Lo poético en los lugares teológicos

La poesía tampoco deshonra al teólogo. Aunque la teología ya no es, como en tiempos de Cervantes, la reina de las ciencias vive si cabe menos a la intemperie que la filosofía, que retrocede por días en todas partes ante el empuje de los saberes técnicos, pues las iglesias la cultivan y dan espacio institucional y académico, aunque no deja de resultar inquietante la falta de estimación por ella que se observa en las nuevas generaciones. Es inconcebible la una sin la otra. Conviene recordar que, en los primeros siglos del cristianismo, lo que más tarde se llamarán teólogos, se tenían a sí mismos por filósofos1.

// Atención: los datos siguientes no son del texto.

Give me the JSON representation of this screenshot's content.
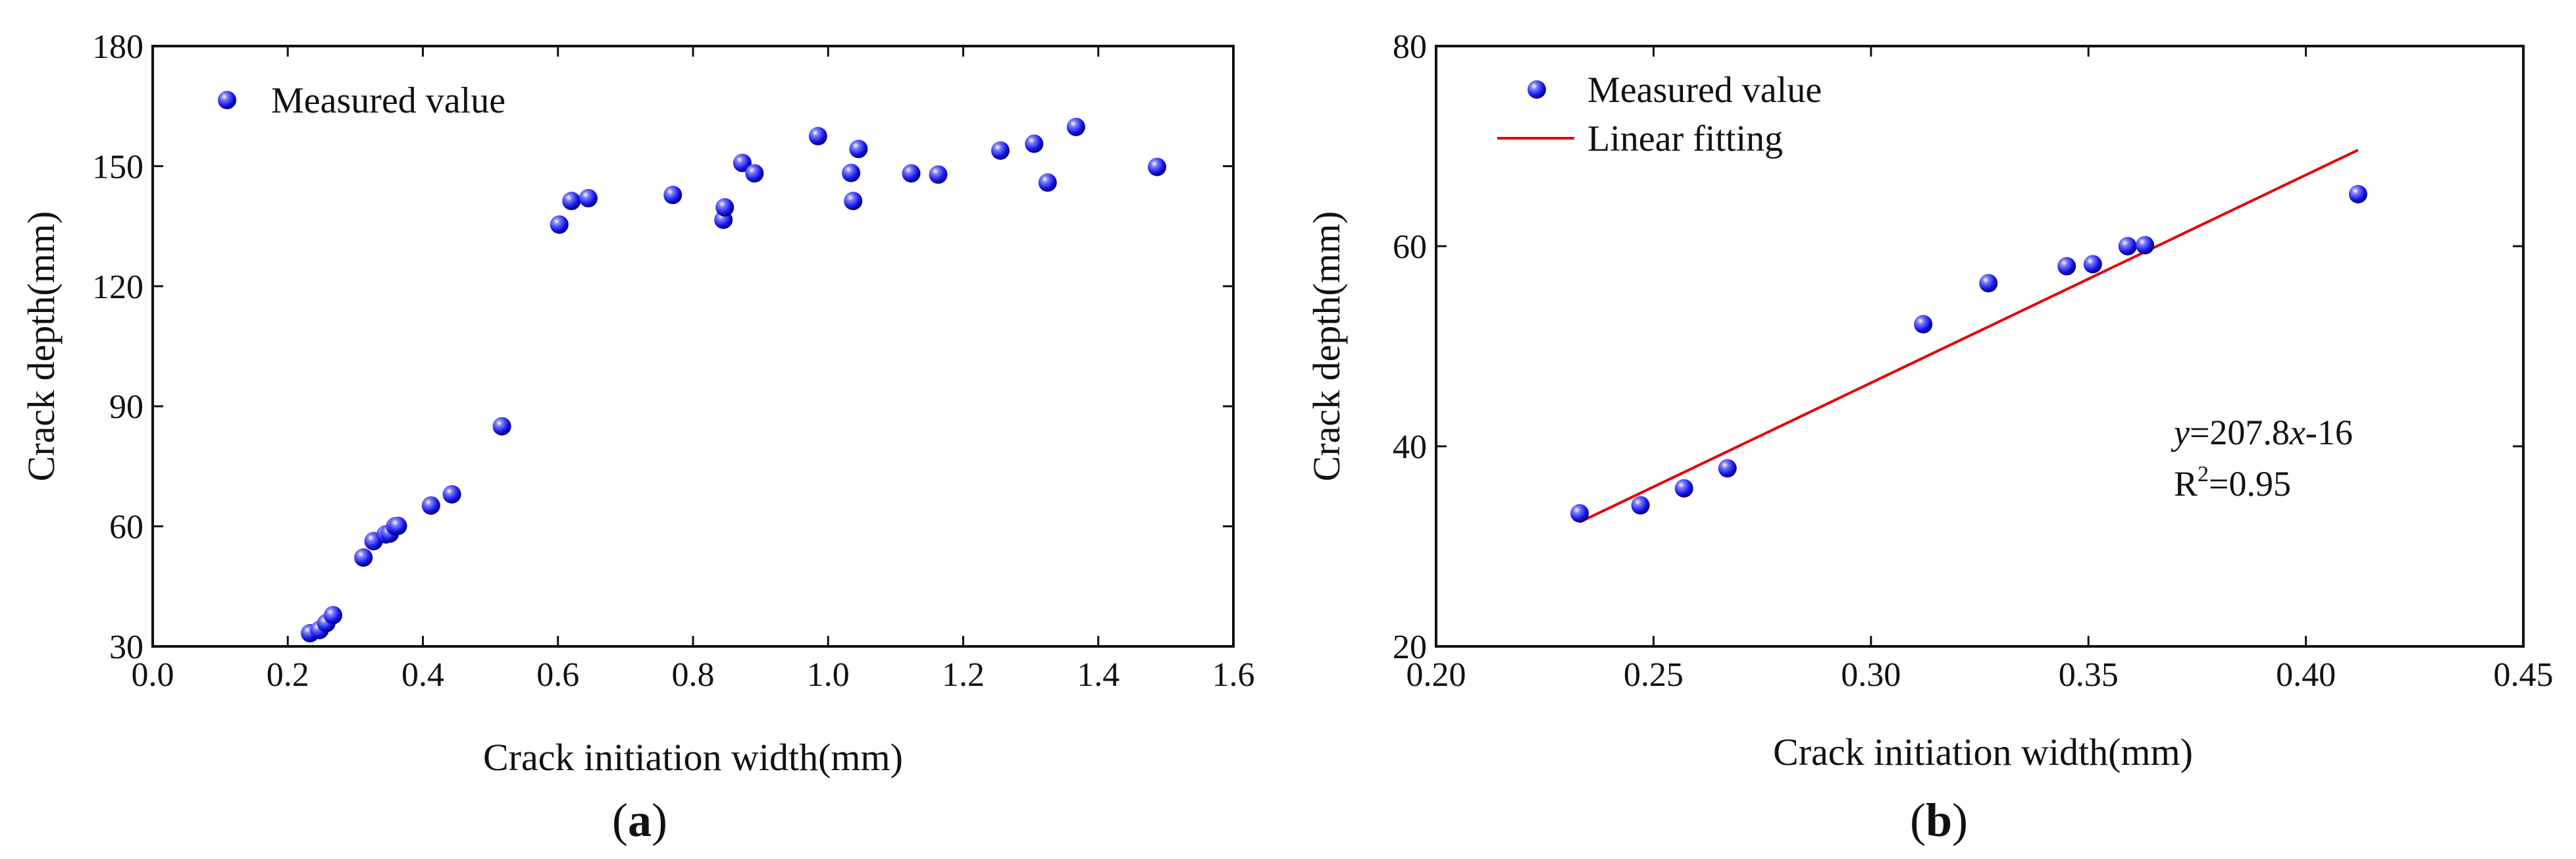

La teología, junto con la filosofía, no puede ser ajena a esta extraordinaria posibilidad de la existencia humana que es la literatura, y que no ha podido borrar de la faz de la tierra ningún poder de este mundo. Conmueve el homenaje que le brinda Primo Levy recitando la Divina Comedia y el canto de Ulises a su compañero de Auschwitz2 . El Espíritu del Viviente impele a un éxodo cordial y crítico hacia cualquier manifestación de lo real, por modesta que sea; máxime cuando se trata del ser humano, creado a su imagen y semejanza, y de una ocupación ―las bellas letras― presente desde que el hombre aprendió a poner por escrito sus sueños, sus temores y su esperanza. Como afirmaba el maestro Vitoria al inicio de sus Praelectiones de Prima Theologiae: «nullum argumentum, nulla disputatio, nullus locus alienus videatur a theologica prefessione et instituto». Y hasta el escéptico Montaigne decía también que «las ciencias que regulan las costumbres (moeurs) de los hombres, como la filosofía y la teología, se meten en todo: no hay acción, por privada o secreta que sea, que se libre de su conocimiento y jurisdicción»3.

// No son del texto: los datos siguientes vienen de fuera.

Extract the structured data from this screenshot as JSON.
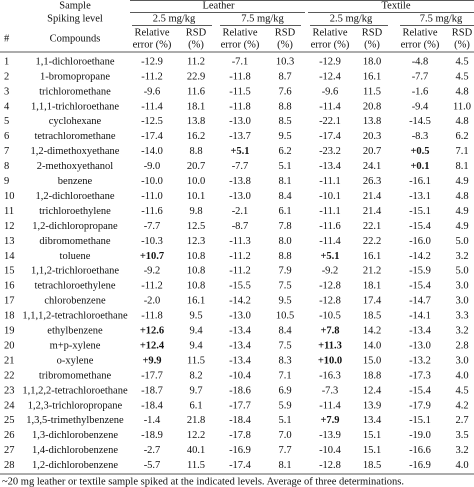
{
  "header": {
    "sample": "Sample",
    "spiking_level": "Spiking level",
    "number": "#",
    "compounds": "Compounds",
    "groups": [
      {
        "name": "Leather",
        "levels": [
          "2.5 mg/kg",
          "7.5 mg/kg"
        ]
      },
      {
        "name": "Textile",
        "levels": [
          "2.5 mg/kg",
          "7.5 mg/kg"
        ]
      }
    ],
    "metrics": [
      [
        "Relative",
        "error (%)"
      ],
      [
        "RSD",
        "(%)"
      ]
    ]
  },
  "table": {
    "rows": [
      [
        "1",
        "1,1-dichloroethane",
        "-12.9",
        "11.2",
        "-7.1",
        "10.3",
        "-12.9",
        "18.0",
        "-4.8",
        "4.5"
      ],
      [
        "2",
        "1-bromopropane",
        "-11.2",
        "22.9",
        "-11.8",
        "8.7",
        "-12.4",
        "16.1",
        "-7.7",
        "4.5"
      ],
      [
        "3",
        "trichloromethane",
        "-9.6",
        "11.6",
        "-11.5",
        "7.6",
        "-9.6",
        "11.5",
        "-1.6",
        "4.8"
      ],
      [
        "4",
        "1,1,1-trichloroethane",
        "-11.4",
        "18.1",
        "-11.8",
        "8.8",
        "-11.4",
        "20.8",
        "-9.4",
        "11.0"
      ],
      [
        "5",
        "cyclohexane",
        "-12.5",
        "13.8",
        "-13.0",
        "8.5",
        "-22.1",
        "13.8",
        "-14.5",
        "4.8"
      ],
      [
        "6",
        "tetrachloromethane",
        "-17.4",
        "16.2",
        "-13.7",
        "9.5",
        "-17.4",
        "20.3",
        "-8.3",
        "6.2"
      ],
      [
        "7",
        "1,2-dimethoxyethane",
        "-14.0",
        "8.8",
        "+5.1",
        "6.2",
        "-23.2",
        "20.7",
        "+0.5",
        "7.1"
      ],
      [
        "8",
        "2-methoxyethanol",
        "-9.0",
        "20.7",
        "-7.7",
        "5.1",
        "-13.4",
        "24.1",
        "+0.1",
        "8.1"
      ],
      [
        "9",
        "benzene",
        "-10.0",
        "10.0",
        "-13.8",
        "8.1",
        "-11.1",
        "26.3",
        "-16.1",
        "4.9"
      ],
      [
        "10",
        "1,2-dichloroethane",
        "-11.0",
        "10.1",
        "-13.0",
        "8.4",
        "-10.1",
        "21.4",
        "-13.1",
        "4.8"
      ],
      [
        "11",
        "trichloroethylene",
        "-11.6",
        "9.8",
        "-2.1",
        "6.1",
        "-11.1",
        "21.4",
        "-15.1",
        "4.9"
      ],
      [
        "12",
        "1,2-dichloropropane",
        "-7.7",
        "12.5",
        "-8.7",
        "7.8",
        "-11.6",
        "22.1",
        "-15.4",
        "4.9"
      ],
      [
        "13",
        "dibromomethane",
        "-10.3",
        "12.3",
        "-11.3",
        "8.0",
        "-11.4",
        "22.2",
        "-16.0",
        "5.0"
      ],
      [
        "14",
        "toluene",
        "+10.7",
        "10.8",
        "-11.2",
        "8.8",
        "+5.1",
        "16.1",
        "-14.2",
        "3.2"
      ],
      [
        "15",
        "1,1,2-trichloroethane",
        "-9.2",
        "10.8",
        "-11.2",
        "7.9",
        "-9.2",
        "21.2",
        "-15.9",
        "5.0"
      ],
      [
        "16",
        "tetrachloroethylene",
        "-11.2",
        "10.8",
        "-15.5",
        "7.5",
        "-12.8",
        "18.1",
        "-15.4",
        "3.0"
      ],
      [
        "17",
        "chlorobenzene",
        "-2.0",
        "16.1",
        "-14.2",
        "9.5",
        "-12.8",
        "17.4",
        "-14.7",
        "3.0"
      ],
      [
        "18",
        "1,1,1,2-tetrachloroethane",
        "-11.8",
        "9.5",
        "-13.0",
        "10.5",
        "-10.5",
        "18.5",
        "-14.1",
        "3.3"
      ],
      [
        "19",
        "ethylbenzene",
        "+12.6",
        "9.4",
        "-13.4",
        "8.4",
        "+7.8",
        "14.2",
        "-13.4",
        "3.2"
      ],
      [
        "20",
        "m+p-xylene",
        "+12.4",
        "9.4",
        "-13.4",
        "7.5",
        "+11.3",
        "14.0",
        "-13.0",
        "2.8"
      ],
      [
        "21",
        "o-xylene",
        "+9.9",
        "11.5",
        "-13.4",
        "8.3",
        "+10.0",
        "15.0",
        "-13.2",
        "3.0"
      ],
      [
        "22",
        "tribromomethane",
        "-17.7",
        "8.2",
        "-10.4",
        "7.1",
        "-16.3",
        "18.8",
        "-17.3",
        "4.0"
      ],
      [
        "23",
        "1,1,2,2-tetrachloroethane",
        "-18.7",
        "9.7",
        "-18.6",
        "6.9",
        "-7.3",
        "12.4",
        "-15.4",
        "4.5"
      ],
      [
        "24",
        "1,2,3-trichloropropane",
        "-18.4",
        "6.1",
        "-17.7",
        "5.9",
        "-11.4",
        "13.9",
        "-17.9",
        "4.2"
      ],
      [
        "25",
        "1,3,5-trimethylbenzene",
        "-1.4",
        "21.8",
        "-18.4",
        "5.1",
        "+7.9",
        "13.4",
        "-15.1",
        "2.7"
      ],
      [
        "26",
        "1,3-dichlorobenzene",
        "-18.9",
        "12.2",
        "-17.8",
        "7.0",
        "-13.9",
        "15.1",
        "-19.0",
        "3.5"
      ],
      [
        "27",
        "1,4-dichlorobenzene",
        "-2.7",
        "40.1",
        "-16.9",
        "7.7",
        "-10.4",
        "15.1",
        "-16.6",
        "3.2"
      ],
      [
        "28",
        "1,2-dichlorobenzene",
        "-5.7",
        "11.5",
        "-17.4",
        "8.1",
        "-12.8",
        "18.5",
        "-16.9",
        "4.0"
      ]
    ]
  },
  "footnote": "~20 mg leather or textile sample spiked at the indicated levels. Average of three determinations."
}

Como es de sobra conocido, se reconoce en la obra de Melchor Cano, De locis theologicis (1563), el primer tratado moderno de epistemología teológica. El maestro dominico ve con dolor que se quiera extirpar la humanidad del teólogo, pues está convencido de que, además de ser una gran estupidez, pondría en peligro el ejercicio mismo de la fe que busca comprender: «¿Acaso queremos que el teólogo se limite a ser diestro sólo en los asuntos divinos, y que se equivoque y vacile o ande como ciego y alucinado en las cosas humanas?»4 . La inteligencia de las cosas humanas no perjudica el conocimiento de las divinas, ni este el de aquellas, por lo que sería insensato amputar algún polo de la correlación. Al abandonar todo ese inmenso laboratorio de la condición humana por prejuicios o desdén, no se puede «cultivar y proteger ni la Teología, ni la Fe, ni la Humanidad», porque ―añade―, «sin la razón la Humanidad se destruye, y los que privan al teólogo de las disciplinas racionales, le arrebatan su razón. Porque si la verdad, que se pone de manifiesto en las ciencias humanas y en la inteligencia del hombre, la separas de la razón, ciertamente sucumbirá, o más bien dejará de existir» (IX, 4, 501). Y es que la razón, para Cano, «abarca todas las cosas. Hacia cualquier parte que te dirijas, se halla dispuesta, no se excluye de ninguna discusión» (IX, 4, 501-502).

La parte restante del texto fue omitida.